C’est, suivant eux, une allusion évidente à la descente de Charles V sur les côtes de Barbarie. On voit qu’avec de tels arguments, il ne serait pas difficile de trouver dans Don Quichotte le portrait de tous les rois passés et à venir.

D’autres ont pensé que Cervantes n’avait pas osé se jouer à la mémoire d’un aussi grand monarque, et qu’il avait seulement en vue de jeter du ridicule sur le duc de Lerma et les actes de son ministère.

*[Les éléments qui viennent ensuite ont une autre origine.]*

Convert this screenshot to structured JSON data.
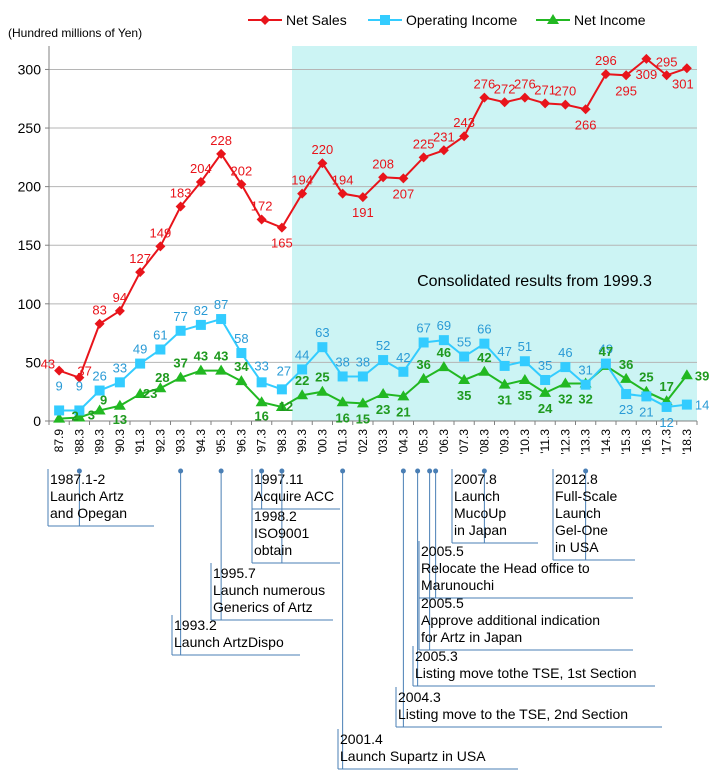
{
  "chart_data": {
    "type": "line",
    "unit_label": "(Hundred  millions of Yen)",
    "ylim": [
      0,
      320
    ],
    "yticks": [
      0,
      50,
      100,
      150,
      200,
      250,
      300
    ],
    "grid": true,
    "legend_position": "top",
    "categories": [
      "87.9",
      "'88.3",
      "'89.3",
      "'90.3",
      "'91.3",
      "'92.3",
      "'93.3",
      "'94.3",
      "'95.3",
      "'96.3",
      "'97.3",
      "'98.3",
      "'99.3",
      "'00.3",
      "'01.3",
      "'02.3",
      "'03.3",
      "'04.3",
      "'05.3",
      "'06.3",
      "'07.3",
      "'08.3",
      "'09.3",
      "'10.3",
      "'11.3",
      "'12.3",
      "'13.3",
      "'14.3",
      "'15.3",
      "'16.3",
      "'17.3",
      "'18.3"
    ],
    "series": [
      {
        "name": "Net Sales",
        "color": "#e8141b",
        "marker": "diamond",
        "values": [
          43,
          37,
          83,
          94,
          127,
          149,
          183,
          204,
          228,
          202,
          172,
          165,
          194,
          220,
          194,
          191,
          208,
          207,
          225,
          231,
          243,
          276,
          272,
          276,
          271,
          270,
          266,
          296,
          295,
          309,
          295,
          301
        ]
      },
      {
        "name": "Operating Income",
        "color": "#33ccff",
        "marker": "square",
        "values": [
          9,
          9,
          26,
          33,
          49,
          61,
          77,
          82,
          87,
          58,
          33,
          27,
          44,
          63,
          38,
          38,
          52,
          42,
          67,
          69,
          55,
          66,
          47,
          51,
          35,
          46,
          31,
          49,
          23,
          21,
          12,
          14
        ]
      },
      {
        "name": "Net Income",
        "color": "#22b822",
        "marker": "triangle",
        "values": [
          2,
          3,
          9,
          13,
          23,
          28,
          37,
          43,
          43,
          34,
          16,
          12,
          22,
          25,
          16,
          15,
          23,
          21,
          36,
          46,
          35,
          42,
          31,
          35,
          24,
          32,
          32,
          47,
          36,
          25,
          17,
          39
        ]
      }
    ],
    "shaded_region": {
      "from": "'99.3",
      "to": "'18.3",
      "label": "Consolidated results from 1999.3",
      "color": "#ccf4f4"
    },
    "annotations": [
      {
        "category": "'88.3",
        "lines": [
          "1987.1-2",
          "Launch Artz",
          "  and   Opegan"
        ]
      },
      {
        "category": "'93.3",
        "lines": [
          "1993.2",
          "Launch ArtzDispo"
        ]
      },
      {
        "category": "'95.3",
        "lines": [
          "1995.7",
          "Launch  numerous",
          "Generics of Artz"
        ]
      },
      {
        "category": "'97.3",
        "lines": [
          "1997.11",
          "Acquire ACC"
        ]
      },
      {
        "category": "'98.3",
        "lines": [
          "1998.2",
          "ISO9001",
          "obtain"
        ]
      },
      {
        "category": "'01.3",
        "lines": [
          "2001.4",
          "Launch  Supartz in USA"
        ]
      },
      {
        "category": "'04.3",
        "lines": [
          "2004.3",
          "Listing move to the TSE, 2nd Section"
        ]
      },
      {
        "category": "'05.3",
        "lines": [
          "2005.3",
          "Listing move tothe TSE, 1st  Section"
        ]
      },
      {
        "category": "'05.3",
        "lines": [
          "2005.5",
          "Approve additional indication",
          "for Artz in Japan"
        ]
      },
      {
        "category": "'05.3",
        "lines": [
          "2005.5",
          "Relocate the Head office to",
          "Marunouchi"
        ]
      },
      {
        "category": "'08.3",
        "lines": [
          "2007.8",
          "Launch",
          "MucoUp",
          "  in Japan"
        ]
      },
      {
        "category": "'13.3",
        "lines": [
          "2012.8",
          "Full-Scale",
          "Launch",
          "Gel-One",
          "  in USA"
        ]
      }
    ]
  }
}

Ils s’appuyent surtout sur une ressemblance qu’ils disent frappante, entre les traits que Cervantes donne à son héros, et ceux du ministre de Philippe III. Maintenant, il est assez difficile de contredire une assertion semblable : cependant ceux qui ont cru devoir combattre sérieusement cette supposition, font remarquer que Cervantes reçut une pension du comte de Lemos, ami connu du duc de Lerma, et qu’il n’aurait pas osé dédier à ce seigneur un ouvrage décidément dirigé contre son ami. Enfin ils rappellent que le duc de Lerma était, de son naturel, assez clairvoyant, et ennemi des critiques ; et qu’il aurait, sans doute, envoyé l’auteur de la satire travailler à sa seconde partie dans quelque présidio éloigné. Les deux opinions que je viens de rapporter ont encore des partisans en Espagne.